L.A.’s ‘Boy Next Door Killer’ extradited to Chicago to face charges in 1993 North Shore murder

Michael Gargiulo shuffled into a Cook County courtroom Friday wearing dark sunglasses and using a cane as the convicted California serial killer faced charges in the fatal stabbing of an 18-year-old north suburban woman decades ago.

Judge Anthony Calabrese approved a Cook County prosecutor’s request to hold Gargiulo pending trial on a charge of killing Tricia Pacaccio in 1993.

“The record is extraordinarily clear that the state has met their burden,” Calabrese said in his ruling as relatives of Pacaccio listened in the Skokie courtroom.

Prosecutors said they had provided the public defender’s office with a hard drive containing more than 31,000 pages of documents in the case.

Gargiulo was extradited from California, where he’s been sentenced to death for the killings of two Los Angeles-area women.

The 48-year-old native of unincorporated Northfield Township was a longtime suspect in the Aug. 14, 1993, killing of Pacaccio, a Glenbrook South High School senior planning to attend Purdue University that fall. She was found dead near an entrance to her family’s Glenview home.

Gargiulo was a friend of her younger brother, visited the Pacaccio home and was in a car with Tricia the day before she was stabbed 12 times, authorities said.

Gargiulo, then 17, lived nearby and told a friend at the time he was concerned police were interested in him and might frame him for the killing, a prosecutor said Friday. He also was worried he would get in trouble for burglaries, the prosecutor said.

Gargiulo and his friend went together to “get rid of knives” because of those concerns, the prosecutor said.

In 2002, Cook County sheriff’s detectives got a DNA sample from Gargiulo. The following year, tests confirmed his DNA was on Pacaccio’s fingernails, authorities said.

Tricia Pacaccio.

AP Photo / Cook County Sheriff’s Office

At the time, though, prosecutors in Cook County State’s Attorney Richard Devine’s office didn’t think the evidence was strong enough to charge Gargiulo in Pacaccio’s slaying. The prosecutors thought the DNA could have been the result of “casual contact,” authorities later said.
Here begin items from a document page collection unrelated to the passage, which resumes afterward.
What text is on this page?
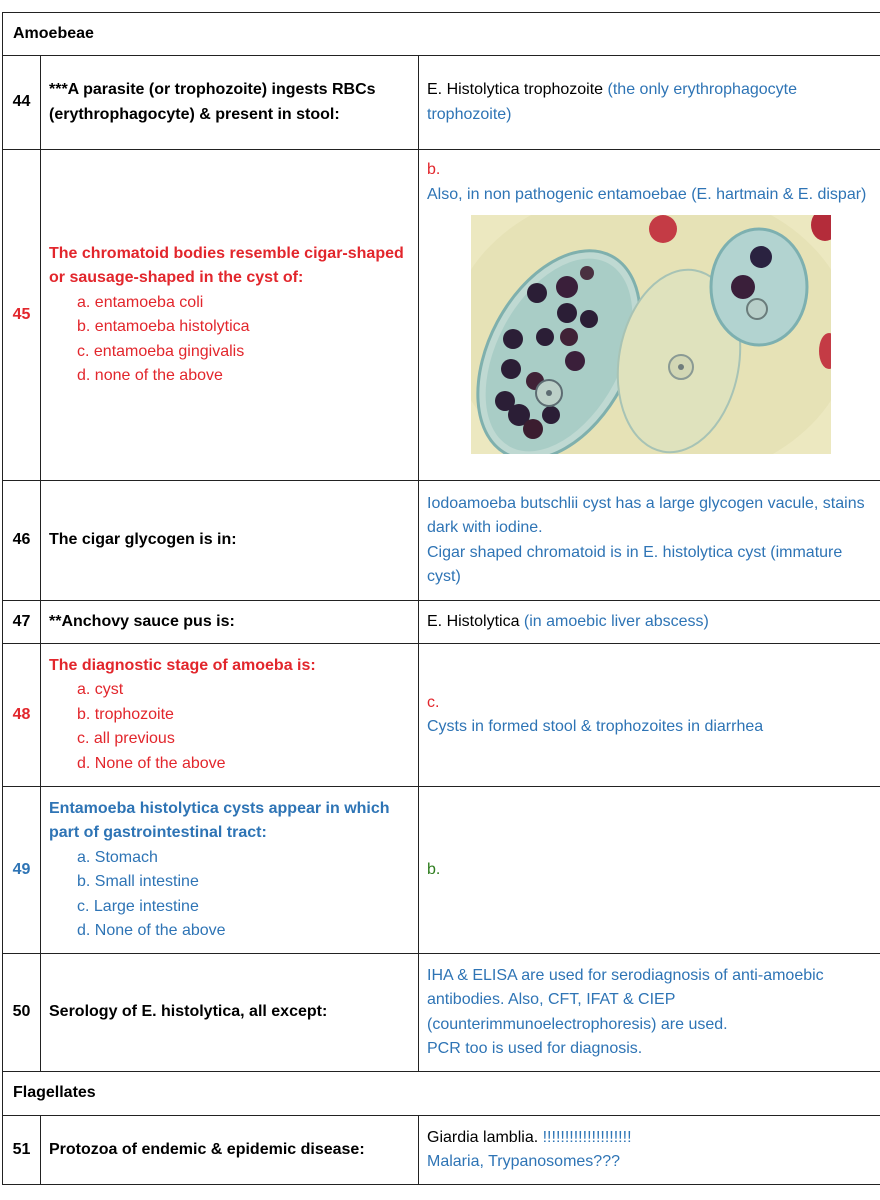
Amoebeae		
44	***A parasite (or trophozoite) ingests RBCs (erythrophagocyte) & present in stool:	E. Histolytica trophozoite (the only erythrophagocyte trophozoite)
45	The chromatoid bodies resemble cigar-shaped or sausage-shaped in the cyst of:
a. entamoeba coli
b. entamoeba histolytica
c. entamoeba gingivalis
d. none of the above	b.
Also, in non pathogenic entamoebae (E. hartmain & E. dispar)

46	The cigar glycogen is in:	Iodoamoeba butschlii cyst has a large glycogen vacule, stains dark with iodine.
Cigar shaped chromatoid is in E. histolytica cyst (immature cyst)

47	**Anchovy sauce pus is:	E. Histolytica (in amoebic liver abscess)
48	The diagnostic stage of amoeba is:
a. cyst
b. trophozoite
c. all previous
d. None of the above	c.
Cysts in formed stool & trophozoites in diarrhea

49	Entamoeba histolytica cysts appear in which part of gastrointestinal tract:
a. Stomach
b. Small intestine
c. Large intestine
d. None of the above	b.
50	Serology of E. histolytica, all except:	IHA & ELISA are used for serodiagnosis of anti-amoebic antibodies. Also, CFT, IFAT & CIEP (counterimmunoelectrophoresis) are used.
PCR too is used for diagnosis.

Flagellates		
51	Protozoa of endemic & epidemic disease:	Giardia lamblia. !!!!!!!!!!!!!!!!!!!!
Malaria, Trypanosomes???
The decision drew public criticism from Pacaccio’s family.

Police outside the home of 18-year-old Tricia Pacaccio who was murdered in 1993.

Sun-Times file

Gargiulo, who was by then living in Los Angeles and working as an air-conditioning repairman, became what prosecutors there have called “The Boy Next Door Killer.”

In 2001 — two years before his DNA was linked to Pacaccio’s fingernails — he killed Ashley Ellerin, a fashion design student who was stabbed 47 times in her Hollywood home as she was getting ready to go on a date with the actor Ashton Kutcher that night, police said.
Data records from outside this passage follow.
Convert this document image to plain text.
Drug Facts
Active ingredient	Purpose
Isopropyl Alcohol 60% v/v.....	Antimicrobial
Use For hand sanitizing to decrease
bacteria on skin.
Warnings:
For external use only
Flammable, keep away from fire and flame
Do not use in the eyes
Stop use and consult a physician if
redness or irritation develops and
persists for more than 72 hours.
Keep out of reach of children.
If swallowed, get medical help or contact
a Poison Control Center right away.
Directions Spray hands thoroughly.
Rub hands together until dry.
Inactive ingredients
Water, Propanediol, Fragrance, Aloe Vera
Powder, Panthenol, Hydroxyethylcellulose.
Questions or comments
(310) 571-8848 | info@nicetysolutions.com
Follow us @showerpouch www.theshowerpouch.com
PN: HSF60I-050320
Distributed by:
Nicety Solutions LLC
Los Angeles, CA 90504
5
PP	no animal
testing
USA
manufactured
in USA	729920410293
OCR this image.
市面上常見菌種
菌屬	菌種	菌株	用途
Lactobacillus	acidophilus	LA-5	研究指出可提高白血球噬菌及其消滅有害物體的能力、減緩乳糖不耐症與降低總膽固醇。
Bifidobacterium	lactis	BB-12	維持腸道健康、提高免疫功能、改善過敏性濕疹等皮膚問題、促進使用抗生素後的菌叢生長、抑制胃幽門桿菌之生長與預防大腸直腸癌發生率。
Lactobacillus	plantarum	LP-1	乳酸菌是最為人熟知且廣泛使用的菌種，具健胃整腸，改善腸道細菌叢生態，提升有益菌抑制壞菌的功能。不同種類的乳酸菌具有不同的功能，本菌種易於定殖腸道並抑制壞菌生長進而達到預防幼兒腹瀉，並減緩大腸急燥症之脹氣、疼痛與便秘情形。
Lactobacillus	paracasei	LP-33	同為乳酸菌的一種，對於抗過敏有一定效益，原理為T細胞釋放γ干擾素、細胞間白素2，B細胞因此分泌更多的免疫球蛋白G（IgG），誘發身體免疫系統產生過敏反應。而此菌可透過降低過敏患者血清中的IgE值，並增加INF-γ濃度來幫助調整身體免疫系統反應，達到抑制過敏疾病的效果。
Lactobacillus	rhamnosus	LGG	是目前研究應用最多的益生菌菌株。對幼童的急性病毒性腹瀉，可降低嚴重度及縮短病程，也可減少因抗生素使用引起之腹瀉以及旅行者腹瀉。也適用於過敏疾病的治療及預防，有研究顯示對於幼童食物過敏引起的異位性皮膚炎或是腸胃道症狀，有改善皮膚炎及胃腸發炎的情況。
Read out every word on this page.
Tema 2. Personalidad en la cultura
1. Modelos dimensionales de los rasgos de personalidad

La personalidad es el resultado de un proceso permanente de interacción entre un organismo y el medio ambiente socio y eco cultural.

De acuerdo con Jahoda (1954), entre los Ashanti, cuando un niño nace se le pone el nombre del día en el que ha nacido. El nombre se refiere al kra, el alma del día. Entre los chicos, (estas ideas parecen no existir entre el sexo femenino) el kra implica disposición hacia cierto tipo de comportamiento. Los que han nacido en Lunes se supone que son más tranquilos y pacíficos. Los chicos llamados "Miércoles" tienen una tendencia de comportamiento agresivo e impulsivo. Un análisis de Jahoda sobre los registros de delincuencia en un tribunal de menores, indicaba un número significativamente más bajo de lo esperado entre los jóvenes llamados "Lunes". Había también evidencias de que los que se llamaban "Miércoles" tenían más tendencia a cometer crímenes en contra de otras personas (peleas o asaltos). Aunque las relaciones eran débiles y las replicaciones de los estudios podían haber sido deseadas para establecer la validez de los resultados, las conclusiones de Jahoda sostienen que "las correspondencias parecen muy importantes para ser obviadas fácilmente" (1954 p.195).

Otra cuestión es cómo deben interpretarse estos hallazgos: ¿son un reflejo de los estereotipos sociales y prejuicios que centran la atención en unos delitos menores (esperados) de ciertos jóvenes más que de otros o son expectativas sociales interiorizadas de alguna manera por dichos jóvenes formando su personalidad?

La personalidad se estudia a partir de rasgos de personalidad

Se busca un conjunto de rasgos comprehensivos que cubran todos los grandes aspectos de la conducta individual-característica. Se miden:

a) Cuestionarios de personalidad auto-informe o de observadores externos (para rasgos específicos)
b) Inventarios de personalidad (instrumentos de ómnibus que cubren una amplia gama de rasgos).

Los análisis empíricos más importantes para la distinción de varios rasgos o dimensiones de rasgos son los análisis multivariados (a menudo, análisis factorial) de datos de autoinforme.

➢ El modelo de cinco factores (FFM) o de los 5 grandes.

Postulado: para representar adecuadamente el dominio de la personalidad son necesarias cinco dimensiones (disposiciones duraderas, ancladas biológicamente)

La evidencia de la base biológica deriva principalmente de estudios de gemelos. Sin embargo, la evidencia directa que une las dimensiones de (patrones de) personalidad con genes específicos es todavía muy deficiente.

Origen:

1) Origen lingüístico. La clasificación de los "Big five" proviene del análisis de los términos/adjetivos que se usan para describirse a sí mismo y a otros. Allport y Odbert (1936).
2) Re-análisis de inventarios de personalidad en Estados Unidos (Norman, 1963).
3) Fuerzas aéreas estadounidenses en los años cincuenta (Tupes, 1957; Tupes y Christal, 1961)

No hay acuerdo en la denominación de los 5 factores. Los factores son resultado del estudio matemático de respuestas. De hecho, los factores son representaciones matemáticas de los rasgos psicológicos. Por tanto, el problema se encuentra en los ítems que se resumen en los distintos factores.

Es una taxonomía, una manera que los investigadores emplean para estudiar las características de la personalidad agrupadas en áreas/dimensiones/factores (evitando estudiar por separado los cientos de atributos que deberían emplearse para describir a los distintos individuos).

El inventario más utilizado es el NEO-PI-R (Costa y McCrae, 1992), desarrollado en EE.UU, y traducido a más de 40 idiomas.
In 2005, Gargiulo killed Maria Bruno, a mother of four, in her home in El Monte, east of Los Angeles, police said. Her breasts were cut off.

Then in 2008, Gargiulo tried to kill Michelle Murphy at her Santa Monica apartment, police said. She resisted the knife attack, and he fled, leaving a trail of blood that led to his arrest for the L.A.-area killings.

In 2008, Cook County prosecutors announced they were reexamining the Pacaccio case.

In 2011, two witnesses, one who watched a “48 Hours” TV episode on the crime, came forward and said Gargiulo told them in the late ’90s he had killed a woman in Chicago, Assistant State’s Attorney Ethan Holland said in court Friday.

One of those witnesses said Gargiulo told him he “stabbed a girl” and “had a body” in Chicago, Holland said. The other witness said Gargiulo told him he had “buried the bitch” but later said “he was only kidding” and had “left the bitch on the step for dead,” the prosecutor said.

Later in 2011, then-Cook County State’s Attorney Anita Alvarez announced charges against Gargiulo in the Pacaccio murder.

Gargiulo was then locked up in Los Angeles, awaiting trial on charges of killing Ellerin and Bruno and attempting to kill Murphy.

He was convicted in a trial in 2019 and sentenced to death in California in 2021.

Gargiulo’s attorneys had argued against a death sentence for him by saying he suffered from mental illness because of years of abuse at the hands of his family, but the judge was unpersuaded, saying, “Everywhere that Mr. Gargiulo went, death and destruction followed him.”